Frank Matthews

Personal information
- Date of birth: 26 December 1902
- Place of birth: Wallsend, England
- Date of death: April qtr 1981 (aged 78)
- Place of death: North Cleveland, England
- Height: 5 ft 9 in (1.75 m)
- Position: Inside forward

Youth career
- Washington Blue Star
- Washington Colliery
- Usworth Colliery

Senior career*
- Years: Team / Apps / (Gls)
- 1922–1923: Blackpool / 0 / (0)
- 1923–1925: Barnsley / 34 / (5)
- 1925–1927: Southampton / 19 / (6)
- 1927–1928: Chesterfield / 2 / (1)
- 1928–1929: Usworth Colliery / ? / (?)
- 1929–1930: Carlisle United / 0 / (0)

= Frank Matthews (footballer) =

English footballer

Frank Matthews (26 December 1902 – 1981) was an English footballer who played at inside forward for various clubs in the 1920s.

==Football career==
Matthews was born at Wallsend and as a teenager played for various colliery teams in his native north east before starting his professional career with Blackpool of the Football League Second Division in May 1922. With Matt Barrass well established at inside-left, Matthews was unable to break into the first team and moved on to Second Division rivals, Barnsley, in the summer of 1923.

At Barnsley, Matthews replaced Russell Wainscoat at inside-left after Wainscoat left to join Middlesbrough in December 1923. After two seasons at Oakwell, during which he made a total of 35 appearances, Matthews moved to the south coast to join another Second Division club, Southampton in May 1925.

Matthews initially played in the reserves but made his Southampton debut away to Sheffield Wednesday on 12 December 1925, when he replaced the out of favour Cliff Price at inside-left. Matthews scored on his home debut a week later, in a 2–1 defeat to Stoke City. For the remainder of the 1925–26 season he made the inside-left berth his own, linking up well with Jimmy Carr on the wing.

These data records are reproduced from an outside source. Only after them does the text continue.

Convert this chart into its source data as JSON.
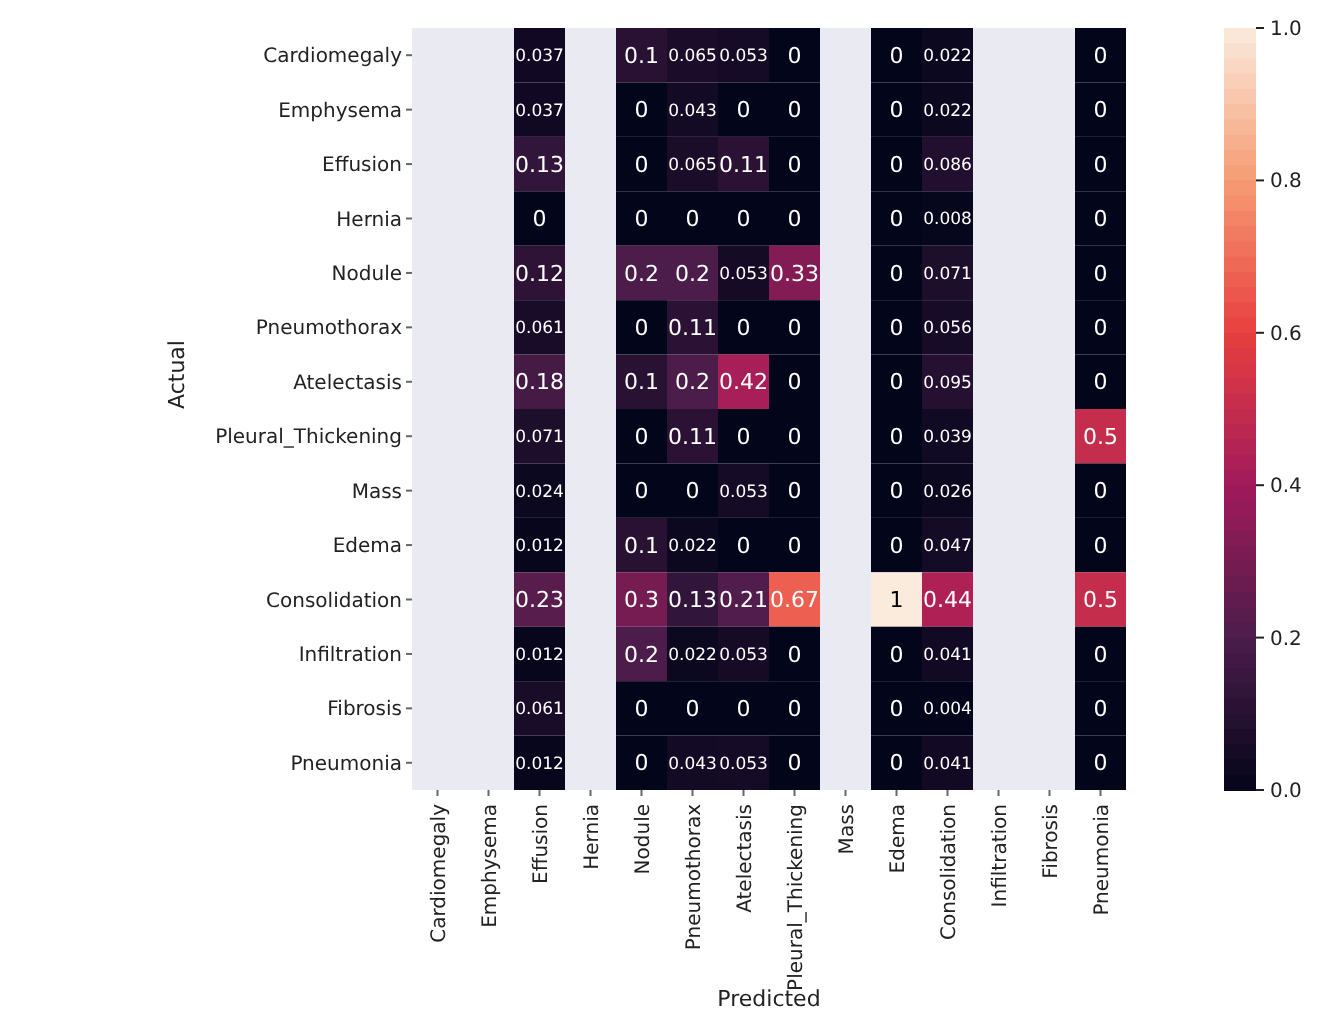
{
  "chart_data": {
    "type": "heatmap",
    "xlabel": "Predicted",
    "ylabel": "Actual",
    "categories": [
      "Cardiomegaly",
      "Emphysema",
      "Effusion",
      "Hernia",
      "Nodule",
      "Pneumothorax",
      "Atelectasis",
      "Pleural_Thickening",
      "Mass",
      "Edema",
      "Consolidation",
      "Infiltration",
      "Fibrosis",
      "Pneumonia"
    ],
    "y_categories": [
      "Cardiomegaly",
      "Emphysema",
      "Effusion",
      "Hernia",
      "Nodule",
      "Pneumothorax",
      "Atelectasis",
      "Pleural_Thickening",
      "Mass",
      "Edema",
      "Consolidation",
      "Infiltration",
      "Fibrosis",
      "Pneumonia"
    ],
    "cells": [
      [
        null,
        null,
        0.037,
        null,
        0.1,
        0.065,
        0.053,
        0,
        null,
        0,
        0.022,
        null,
        null,
        0
      ],
      [
        null,
        null,
        0.037,
        null,
        0,
        0.043,
        0,
        0,
        null,
        0,
        0.022,
        null,
        null,
        0
      ],
      [
        null,
        null,
        0.13,
        null,
        0,
        0.065,
        0.11,
        0,
        null,
        0,
        0.086,
        null,
        null,
        0
      ],
      [
        null,
        null,
        0,
        null,
        0,
        0,
        0,
        0,
        null,
        0,
        0.008,
        null,
        null,
        0
      ],
      [
        null,
        null,
        0.12,
        null,
        0.2,
        0.2,
        0.053,
        0.33,
        null,
        0,
        0.071,
        null,
        null,
        0
      ],
      [
        null,
        null,
        0.061,
        null,
        0,
        0.11,
        0,
        0,
        null,
        0,
        0.056,
        null,
        null,
        0
      ],
      [
        null,
        null,
        0.18,
        null,
        0.1,
        0.2,
        0.42,
        0,
        null,
        0,
        0.095,
        null,
        null,
        0
      ],
      [
        null,
        null,
        0.071,
        null,
        0,
        0.11,
        0,
        0,
        null,
        0,
        0.039,
        null,
        null,
        0.5
      ],
      [
        null,
        null,
        0.024,
        null,
        0,
        0,
        0.053,
        0,
        null,
        0,
        0.026,
        null,
        null,
        0
      ],
      [
        null,
        null,
        0.012,
        null,
        0.1,
        0.022,
        0,
        0,
        null,
        0,
        0.047,
        null,
        null,
        0
      ],
      [
        null,
        null,
        0.23,
        null,
        0.3,
        0.13,
        0.21,
        0.67,
        null,
        1,
        0.44,
        null,
        null,
        0.5
      ],
      [
        null,
        null,
        0.012,
        null,
        0.2,
        0.022,
        0.053,
        0,
        null,
        0,
        0.041,
        null,
        null,
        0
      ],
      [
        null,
        null,
        0.061,
        null,
        0,
        0,
        0,
        0,
        null,
        0,
        0.004,
        null,
        null,
        0
      ],
      [
        null,
        null,
        0.012,
        null,
        0,
        0.043,
        0.053,
        0,
        null,
        0,
        0.041,
        null,
        null,
        0
      ]
    ],
    "clim": [
      0,
      1
    ],
    "cticks": [
      {
        "value": 0,
        "label": "0.0"
      },
      0.2,
      0.4,
      0.6,
      0.8,
      {
        "value": 1,
        "label": "1.0"
      }
    ],
    "data_labels": true
  }
}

For the following season, manager Arthur Chadwick embarked on a massive team rebuilding and signed several new players, including Dick Rowley, Alf Bishop and Sammy Taylor all of whom could play in either of the inside-forward positions. After trying first Rowley and then Bishop at inside-left, Chadwick recalled Matthews for three games in September, before moving Taylor over from the right, with Rowley returning at inside-right. Taylor retained his place for the rest of the season, at the end of which Matthews was transfer listed for a fee of £50.

In the summer of 1927, Matthews was recruited by the former Southampton team captain Alec Campbell as one of his first signings following his appointment as manager of Chesterfield of the Third Division North. After making only two appearances for Chesterfield, Matthews returned to the north east, dropping back into non-league football.